The B+B was excellent, with walks from the door, so on Saturday we set off on a 6 mile circular potter taking in Bretton, Abney, Eyam Moor, Eyam and Eyam Edge. Only one of our number is used to regular lumps of altitude (I very nearly wrote "attitude" there), so the birthday girl got the map and led the way.

The only thing that was wuthering on the heights was my stamina, and when MGLW spotted a dragonfly hawking across the moor, I was particularly keen to stop and photograph it. It was the only dragon of the weekend, but I was chuffed to record a male Common Hawker.

When we reached the village of Eyam, our route took us through the churchyard. It was a lovely day for a wedding too, though the photos with four dishevelled walkers in the background mightn't make it to the mantlepiece. I did say "costume" and "drama".

The museum exhibition showing the extent of the tragedy that befell the village during the Plague was a salient reminder of our fragile tenure on this Earth.

Sunday saw us making a beeline for Haddon Hall, a gem of an English House from the Middle Ages. It has featured in the film version of Pride and Prejudice, the Beeb's Jane Eyre and more recently The Other Boleyn Girl. Never mind all that palaver, here's the bee...

... possibly a leaf-cutter, I dunno. Incidentally, the Beeb's Jane Eyre had a wonderful scene by the river, featuring a female Banded Demoiselle (though not at the correct time of year!). Let it go, Graeme, let it go.

Whilst we wandered around the gardens together, MGLW twirling her parasol and smiling coyly from behind her kerchief, we were apprehended by, what I at first took to be, a somewhat diminutive policeman. On closer inspection, it turned out to be this Small Copper butterfly.

After lunch, we drove to Kedleston Hall, near Derby, where many scenes from The Duchess were filmed. Mind you, when you've seen one elegant neo-classical mansion designed by Robert Adam and set in beautiful parkland, you've seen them all. The costumes on display were both elaborate and exceptionally small-waisted. That Knightley lass needs to get herself off to the National Trust tea room in the West Wing for some proper nosh.

Monday 3 August 2009

Welsh Dragons

Finally, some sort of flight shot of a dragonfly. Well, ok, so it's not that crisp and it was marginally luckier than winning the lottery, but it is in flight and it is an Emperor. Woo hoo!
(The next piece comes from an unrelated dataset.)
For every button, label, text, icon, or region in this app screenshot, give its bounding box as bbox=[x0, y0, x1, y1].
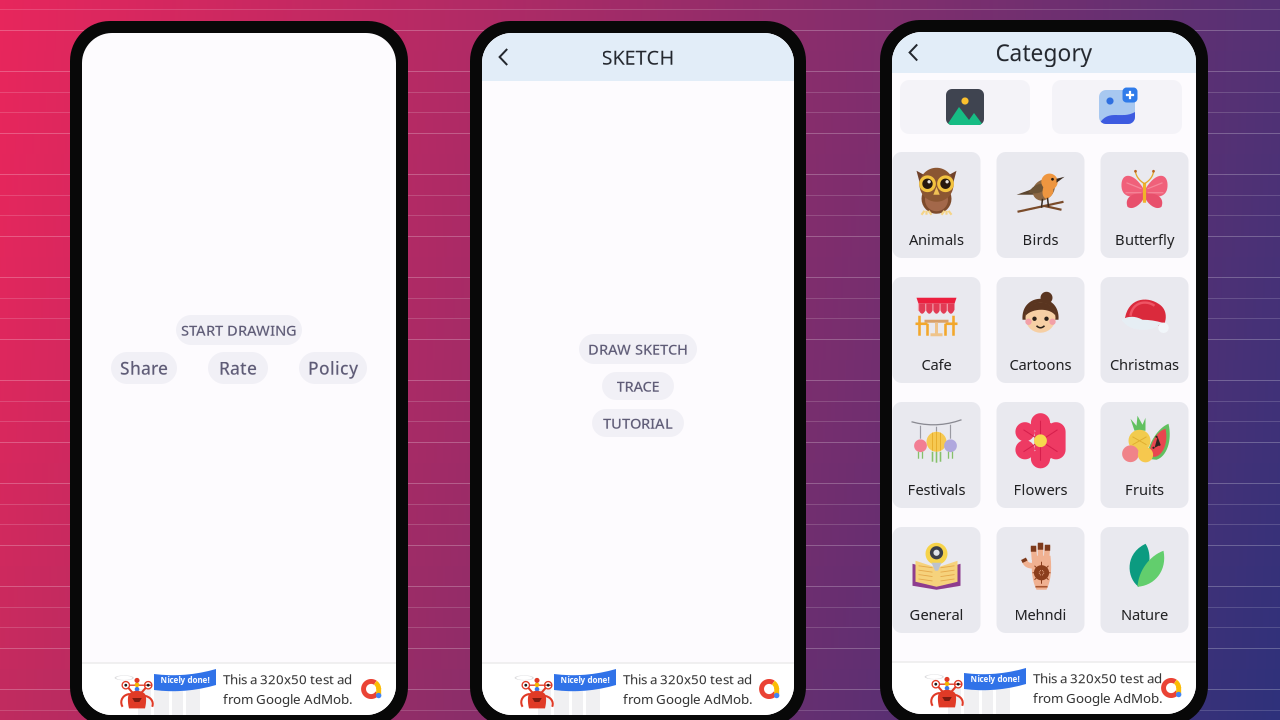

We were down in Swansea for the weekend, on the last removals run after Ruth's graduation. As it had stopped raining, the sun had come out and Ruth was packing, we made straight for Broad Pool on the Gower to see what was about.

It was very wet, all the pools being much fuller than previously remembered and we did get rather soggy as we trogged across the moorland. A stiff breeze kept most of the dragons and damsels in cover, so it was hard work finding the seven species we did. But the wind came in handy for the photo, the Emperor was virtually stationary whilst flying forwards, allowing time for my steam-driven Canon S5 to focus(-ish) on the slowly-moving target.

There were quite a few male Black Darters around too, looking ever so smart in that sharp-dressed manner that they exude. Natty little fellas.

Along with some Common Darters, a late emerging Four-Spotted Chaser, and a handful of Common Blue, Blue-tailed and Emerald Damsels, that was about it. Though shortly after putting up a couple of Hares by a stream, we did find an exuvia which turned out to be a Golden-ringed Dragon, but sadly there was no sign of its previous occupant. Still, it's good to know they're there somewhere.